A week or so ago, I was on a date with a guy who asked me why I was still single. The context implied, “I think you’re great. But if you’re REALLY as great as you seem, wouldn’t you be married by now? How is a great person like you still single?”
The short answer is that I was single because I chose to be. Almost two years ago, I had been engaged but gave the ring back (in an engagement shorter than that of a Kardashian–go figure, right?). I could have been married by now. My ex-fiance married within 7 months of our breakup. He really wanted a wife, and I could have been one. But I chose not to accept a relationship sought to fill a function with an idea rather than the human that I am.
At a core level, the short answer is true.
But any time a question like that gets asked, my mind starts creating its lists. You know, The “Reasons Why I’m Single.” And, of course, most of the things on that list are those flaws about which I am most deeply insecure. Things like: I can’t cook to save my life; I have the world’s corniest sense of humor; I laugh too loudly; humanity as a whole tends to irritate me–especially when I’m tired or have a headache…. You know, all those wonderful things we tend to keep OFF our online dating resumes in hopes that someone will fail to discover these issues until they have fallen for all the positive things we parade in front of them to distract from the not-so-shiny bits.

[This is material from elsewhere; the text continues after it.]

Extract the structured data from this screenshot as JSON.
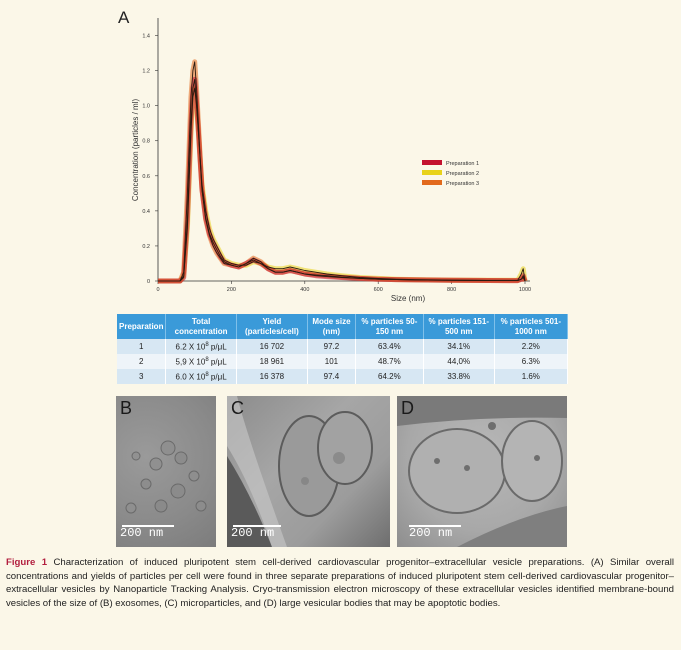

Well, today, the list reasons received yet another addition:
I live in Minnesota, land of the sub-zero January and heaps of sparkly snow. After about the second major snowstorm of the year, it stops looking so sparkly, and starts looking like a deceptively beautiful death trap. Yet I, spoiled by many a Floridian/Carolinian winter, had thus far mastered FOUR major snow storms– masterfully navigating the treacherous, ice-slick roads in a car that handles poorly on snow-covered streets. You know what they say, “Pride goes before destruction.” And in my case, the destruction happened to my front bumper.

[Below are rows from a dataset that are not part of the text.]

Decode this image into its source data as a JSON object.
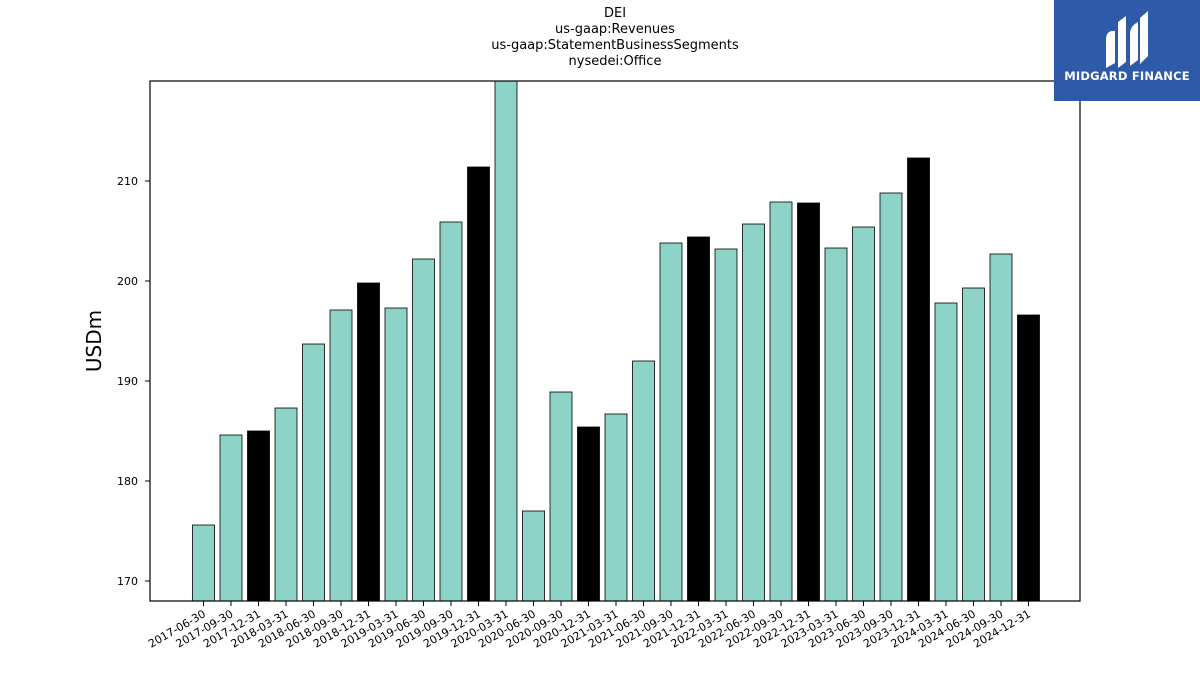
{
  "chart_data": {
    "type": "bar",
    "title_lines": [
      "DEI",
      "us-gaap:Revenues",
      "us-gaap:StatementBusinessSegments",
      "nysedei:Office"
    ],
    "xlabel": "",
    "ylabel": "USDm",
    "ylim": [
      168,
      220
    ],
    "yticks": [
      170,
      180,
      190,
      200,
      210
    ],
    "grid": false,
    "categories": [
      "2017-06-30",
      "2017-09-30",
      "2017-12-31",
      "2018-03-31",
      "2018-06-30",
      "2018-09-30",
      "2018-12-31",
      "2019-03-31",
      "2019-06-30",
      "2019-09-30",
      "2019-12-31",
      "2020-03-31",
      "2020-06-30",
      "2020-09-30",
      "2020-12-31",
      "2021-03-31",
      "2021-06-30",
      "2021-09-30",
      "2021-12-31",
      "2022-03-31",
      "2022-06-30",
      "2022-09-30",
      "2022-12-31",
      "2023-03-31",
      "2023-06-30",
      "2023-09-30",
      "2023-12-31",
      "2024-03-31",
      "2024-06-30",
      "2024-09-30",
      "2024-12-31"
    ],
    "values": [
      175.6,
      184.6,
      185.0,
      187.3,
      193.7,
      197.1,
      199.8,
      197.3,
      202.2,
      205.9,
      211.4,
      220.5,
      177.0,
      188.9,
      185.4,
      186.7,
      192.0,
      203.8,
      204.4,
      203.2,
      205.7,
      207.9,
      207.8,
      203.3,
      205.4,
      208.8,
      212.3,
      197.8,
      199.3,
      202.7,
      196.6
    ],
    "bar_colors": [
      "#8dd3c7",
      "#8dd3c7",
      "#000000",
      "#8dd3c7",
      "#8dd3c7",
      "#8dd3c7",
      "#000000",
      "#8dd3c7",
      "#8dd3c7",
      "#8dd3c7",
      "#000000",
      "#8dd3c7",
      "#8dd3c7",
      "#8dd3c7",
      "#000000",
      "#8dd3c7",
      "#8dd3c7",
      "#8dd3c7",
      "#000000",
      "#8dd3c7",
      "#8dd3c7",
      "#8dd3c7",
      "#000000",
      "#8dd3c7",
      "#8dd3c7",
      "#8dd3c7",
      "#000000",
      "#8dd3c7",
      "#8dd3c7",
      "#8dd3c7",
      "#000000"
    ]
  },
  "logo": {
    "text": "MIDGARD FINANCE",
    "background": "#2e5aa8",
    "icon": "midgard-logo-icon"
  }
}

Having managed to safely commute the 15 miles to and from work for the past three months, I was thwarted by my employer’s driveway. BY A STUPID DRIVEWAY!!!!!!

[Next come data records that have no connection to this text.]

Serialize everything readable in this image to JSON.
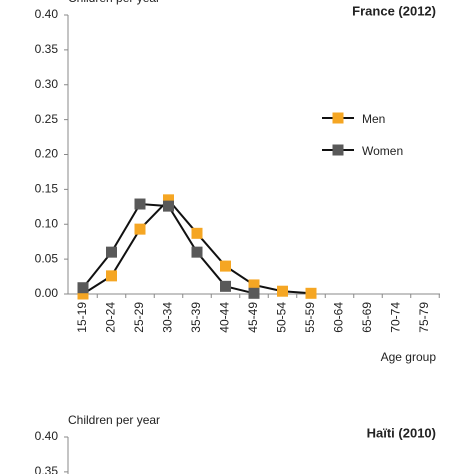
{
  "chart_data": [
    {
      "type": "line",
      "title": "France (2012)",
      "y_label": "Children per year",
      "x_label": "Age group",
      "categories": [
        "15-19",
        "20-24",
        "25-29",
        "30-34",
        "35-39",
        "40-44",
        "45-49",
        "50-54",
        "55-59",
        "60-64",
        "65-69",
        "70-74",
        "75-79"
      ],
      "series": [
        {
          "name": "Men",
          "color": "#f5a623",
          "values": [
            0.0,
            0.026,
            0.093,
            0.135,
            0.087,
            0.04,
            0.013,
            0.004,
            0.001,
            null,
            null,
            null,
            null
          ]
        },
        {
          "name": "Women",
          "color": "#595959",
          "values": [
            0.009,
            0.06,
            0.129,
            0.126,
            0.06,
            0.011,
            0.001,
            null,
            null,
            null,
            null,
            null,
            null
          ]
        }
      ],
      "ylim": [
        0,
        0.4
      ],
      "yticks": [
        {
          "value": 0,
          "label": "0.00"
        },
        {
          "value": 0.05,
          "label": "0.05"
        },
        {
          "value": 0.1,
          "label": "0.10"
        },
        {
          "value": 0.15,
          "label": "0.15"
        },
        {
          "value": 0.2,
          "label": "0.20"
        },
        {
          "value": 0.25,
          "label": "0.25"
        },
        {
          "value": 0.3,
          "label": "0.30"
        },
        {
          "value": 0.35,
          "label": "0.35"
        },
        {
          "value": 0.4,
          "label": "0.40"
        }
      ]
    },
    {
      "type": "line",
      "title": "Haïti (2010)",
      "y_label": "Children per year",
      "ylim": [
        0,
        0.4
      ],
      "yticks": [
        {
          "value": 0.35,
          "label": "0.35"
        },
        {
          "value": 0.4,
          "label": "0.40"
        }
      ]
    }
  ]
}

I have no words to express how humiliating it is to lose control while turning into a slick driveway when a line of vehicles waits behind and witnesses the ignominious spin out. I hit the snowbank, got stuck, and had to have someone push me out. To add insult to injurious shame, my poor bumper is crunched quite atrociously. Who knew snow was so hard?
Ah well, though, at least I hit snow, and not one of the cars nearby.
Today I had to face the fact that I am one of the reasons why people make jokes about women being bad drivers.
Let’s do better at adulting tomorrow, shall we?